Today i’ve installed a Terminal Server 2003 Environment with RES Powerfuse 2008. Some applications are not compatible for your Terminal Server environment, so there’s a nice solution for this applications, RES Workspace Extender.
RES Workspace Extender is a very usefull feature to enable applications not suitable for Server Based Computing (SBC) environments to integrate seamlessly into these environments anyway. You may already be familiar with the concept of Seamless Windows. This was an idea developed by Citrix back in the Metaframe days, to enable the client to spoof an remotely published app, running off a citrix box, to look like it was integrated into the local desktop. What the RES Workspace Extender does, is quite the opposite, hence the reverse reference: It makes a local application look like it’s part of a remote desktop, hence effectively turning a PC into a thin client with fat-client capabilities.
So let’s see the screenshots, so you can see the tool running in a live environment.
In my case the name of the terminal server is SRV-TRM01. As you can see, the application Winrar(for example, you can also use Windows Media Player or a CD/DVD burning application) is not installed on the terminal server. So let’s publish this application with RES Powerfuse using the tool RES Workspace Extender. I’ve installed a workstation called WS-XP01. I’ve installed the RES Workspace Extender and Winrar. You can see the RES Workspace Extender running in the system tray of the workstation.
The next step is to open the RES Powerfuse Management Console. Add a new application.
Make sure you enable the option Run as Workspace Extension (Yellow text).
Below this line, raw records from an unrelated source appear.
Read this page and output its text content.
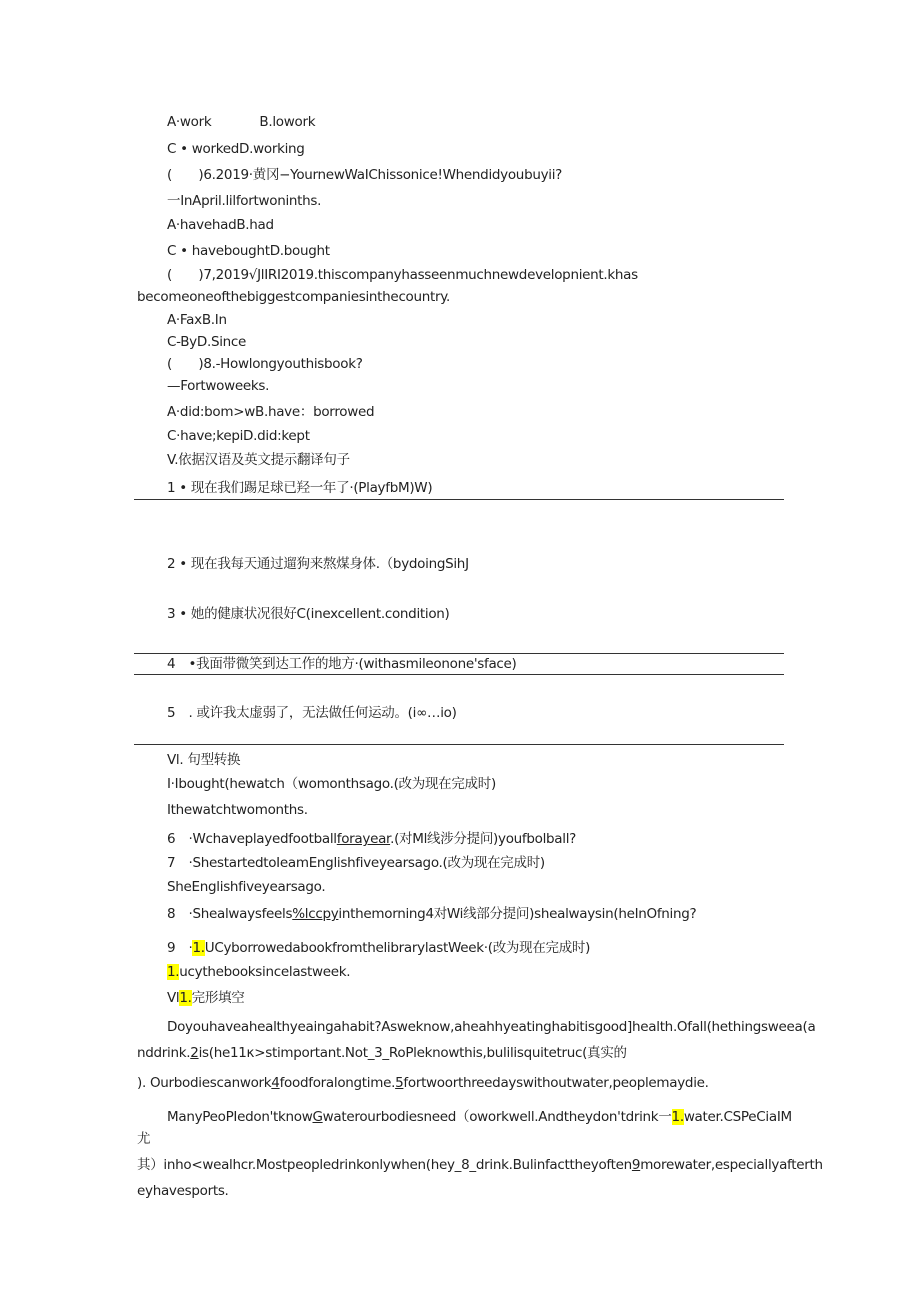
A·work	B.lowork
C • workedD.working
(　　)6.2019·黄冈−YournewWaIChissonice!Whendidyoubuyii?
一InApril.lilfortwoninths.
A·havehadB.had
C • haveboughtD.bought
(　　)7,2019√JlIRI2019.thiscompanyhasseenmuchnewdevelopnient.khas
becomeoneofthebiggestcompaniesinthecountry.
A·FaxB.In
C-ByD.Since
(　　)8.-Howlongyouthisbook?
—Fortwoweeks.
A·did:bom>wB.have：borrowed
C·have;kepiD.did:kept
V.依据汉语及英文提示翻译句子
1 • 现在我们踢足球已羟一年了·(PlayfbM)W)
2 • 现在我每天通过遛狗来熬煤身体.（bydoingSihJ
3 • 她的健康状况很好C(inexcellent.condition)
4　•我面带微笑到达工作的地方·(withasmileonone'sface)
5　. 或许我太虚弱了，无法做任何运动。(i∞…io)
Vl. 句型转换
I·Ibought(hewatch（womonthsago.(改为现在完成时)
Ithewatchtwomonths.
6　·Wchaveplayedfootballforayear.(对Ml线涉分提问)youfbolball?
7　·ShestartedtoIeamEnglishfiveyearsago.(改为现在完成时)
SheEnglishfiveyearsago.
8　·Shealwaysfeels%lccpyinthemorning4对Wi线部分提问)shealwaysin(heInOfning?
9　·1.UCyborrowedabookfromthelibrarylastWeek·(改为现在完成时)
1.ucythebooksincelastweek.
Vl1.完形填空
Doyouhaveahealthyeaingahabit?Asweknow,aheahhyeatinghabitisgood]health.Ofall(hethingsweea(a
nddrink.2is(he11κ>stimportant.Not_3_RoPleknowthis,bulilisquitetruc(真实的
). Ourbodiescanwork4foodforalongtime.5fortwoorthreedayswithoutwater,peoplemaydie.
ManyPeoPIedon'tknowGwaterourbodiesneed（oworkwell.Andtheydon'tdrink一1.water.CSPeCiaIM
尤
其）inho<wealhcr.Mostpeopledrinkonlywhen(hey_8_drink.Bulinfacttheyoften9morewater,especiallyafterth
eyhavesports.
So let’s logon to the Terminal Server and as you can see there is our published application Winrar. When you start the application, and you take a look at the Windows Task Manager on the Terminal Server, you can see that there’s no proccess called winrar.exe, exactly that’s because the application is running local on your workstation!
The same for example Windows Media Player. As you can see, there’s no proccess called wmplayer.exe.